Icho, Kaori Icho, Olympic champion, female wrestling

Kaori Icho, à la recherche de la perfection

By Tim Foley

Lorsque Kaori Icho a remporté les Championnats du Monde pour la neuvième fois jeudi soir à Tachkent, elle est restée sobre. La lutteuse a brandi le drapeau de son pays, comme il se doit, a serré quelques mains, a tiré sa révérence et a quitté la scène. Pas de backflips, de pleurs ou de grandes effusions pour la lutteuse japonaise.

Sa réaction peut être expliquée par le fait qu’elle a déjà remporté trois médailles d’or aux Jeux Olympiques et huit titres en Championnats du Monde. En tout, l’athlète a remporté douze titres mondiaux ; elle est incontestablement l’une des plus grande lutteuse de l’histoire du sport, avec sa coéquipière Saori Yoshida qui a remporté quinze titres mondiaux.

Malgré une série de 172 victoires, Icho ne se bat pas pour écrire l’histoire ou pour remporter le plus de titres. Elle n’a pas besoin d’une autre médaille d’or pour décorer sa chambre à coucher et n’a pas besoin de nouveaux sponsors pour renflouer son compte en banque. Non, la passion d’Icho ne peut pas être décrite en ces termes ; il faut la voir se battre pour comprendre.

--

Kaori Icho avait beaucoup de pression sur les épaules lorsqu’elle est arrivée aux Jeux Olympiques de 2008. Elle devait défendre le titre qu’elle avait remporté en 2004 et n’avait pas subi de défaite depuis 2003.  Les médias du Japon ne lui laissaient aucun répit et Icho n’était plus satisfaite de ce que son sport avait à lui offrir.

Elle a pensé à la retraite. Icho savait la discipline de la lutte féminine n’en était qu’à ses débuts, et elle pouvait quitter la compétition la tête haute en tant que double championne olympique à seulement 24 ans. Elle était jeune, pouvait entreprendre de nouvelles expériences, commencer un autre sport, trouver un travail.

--

Sa sœur ainée, Chiharu, qui allait gagner deux médailles d’argent aux Jeux Olympiques, se présentait elle aussi aux Jeux Olympiques de Pékin et avait déjà annoncé qu’elle prendrait sa retraite – une annonce qui avait permis à Icho de se décharger du stress et qui avait détourné l’œil insistant des médias de sa propre carrière si elle décidait de suivre les pas de sa sœur.

Icho voyageait avec sa sœur mais également avec sa coéquipière et amie Soari Yoshida, qui avait elle aussi remporté une médaille d’or aux Jeux Olympiques en 2004 et qui était entrainée par son père, le coach de l’équipe nationale, Eikatsu Yoshida.

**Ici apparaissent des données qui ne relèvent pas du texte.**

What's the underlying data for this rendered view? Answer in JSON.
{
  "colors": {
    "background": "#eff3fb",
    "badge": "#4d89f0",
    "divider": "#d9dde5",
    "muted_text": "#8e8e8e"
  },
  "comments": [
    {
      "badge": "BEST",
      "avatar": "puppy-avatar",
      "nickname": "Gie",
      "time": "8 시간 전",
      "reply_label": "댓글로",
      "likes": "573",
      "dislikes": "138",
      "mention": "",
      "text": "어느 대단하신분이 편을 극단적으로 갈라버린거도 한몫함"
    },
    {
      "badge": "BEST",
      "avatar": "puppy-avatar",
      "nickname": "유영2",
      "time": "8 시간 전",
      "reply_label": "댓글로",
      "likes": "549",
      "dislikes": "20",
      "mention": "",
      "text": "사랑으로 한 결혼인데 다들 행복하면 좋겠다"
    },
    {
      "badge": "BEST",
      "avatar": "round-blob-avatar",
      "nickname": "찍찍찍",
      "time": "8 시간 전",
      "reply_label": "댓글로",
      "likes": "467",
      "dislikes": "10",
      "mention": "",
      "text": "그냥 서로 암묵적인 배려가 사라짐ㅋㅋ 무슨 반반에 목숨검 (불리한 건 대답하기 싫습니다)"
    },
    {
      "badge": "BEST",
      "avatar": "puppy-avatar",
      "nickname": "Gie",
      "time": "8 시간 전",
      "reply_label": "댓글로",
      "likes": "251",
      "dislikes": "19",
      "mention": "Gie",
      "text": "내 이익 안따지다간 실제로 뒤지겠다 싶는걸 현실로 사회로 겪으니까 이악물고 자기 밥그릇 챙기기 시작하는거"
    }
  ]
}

« Je sais que les médailles d’or comptent beaucoup pour Saori » déclare Icho. « Ce sont les médailles qui la motivent, comme beaucoup d’autres athlètes. J’étais comme cela moi aussi, mais cela ne me convenait pas vraiment. Quelque chose ne tournait pas rond. »

Icho a joué avec l’idée de la retraite, et les médias ont rapidement eu vent de ses intentions. « Je n’ai jamais véritablement décidé de prendre ma retraite, mais j’avais besoin de changement. J’avais vraiment besoin de changement. »

Icho s’entrainait alors dans un club près de Nogoya depuis de nombreuses années. Quand elle a pris le temps de la réflexion à 24 ans, elle a réalisé qu’elle avait besoin de variété.

« Je m’entrainais toujours avec les mêmes personnes et j’avais toujours le même coach » explique Icho. « Ils n’avaient aucun défauts, je ne pouvais simplement plus rien apprendre de nouveau ni m’améliorer dans cet environnement. Si je continuais dans la lutte, il me fallait regarder ailleurs. »

Bien sur, Icho allait gagner à Pékin. A l’annonce de sa victoire, elle a levé les bras au ciel et son visage s’est fendu d’un grand sourire. Mais Icho était plus soulagée que ravie ; plus que son titre, elle appréciait d’être enfin débarrassée de toute la pression qui pesait sur ses épaules.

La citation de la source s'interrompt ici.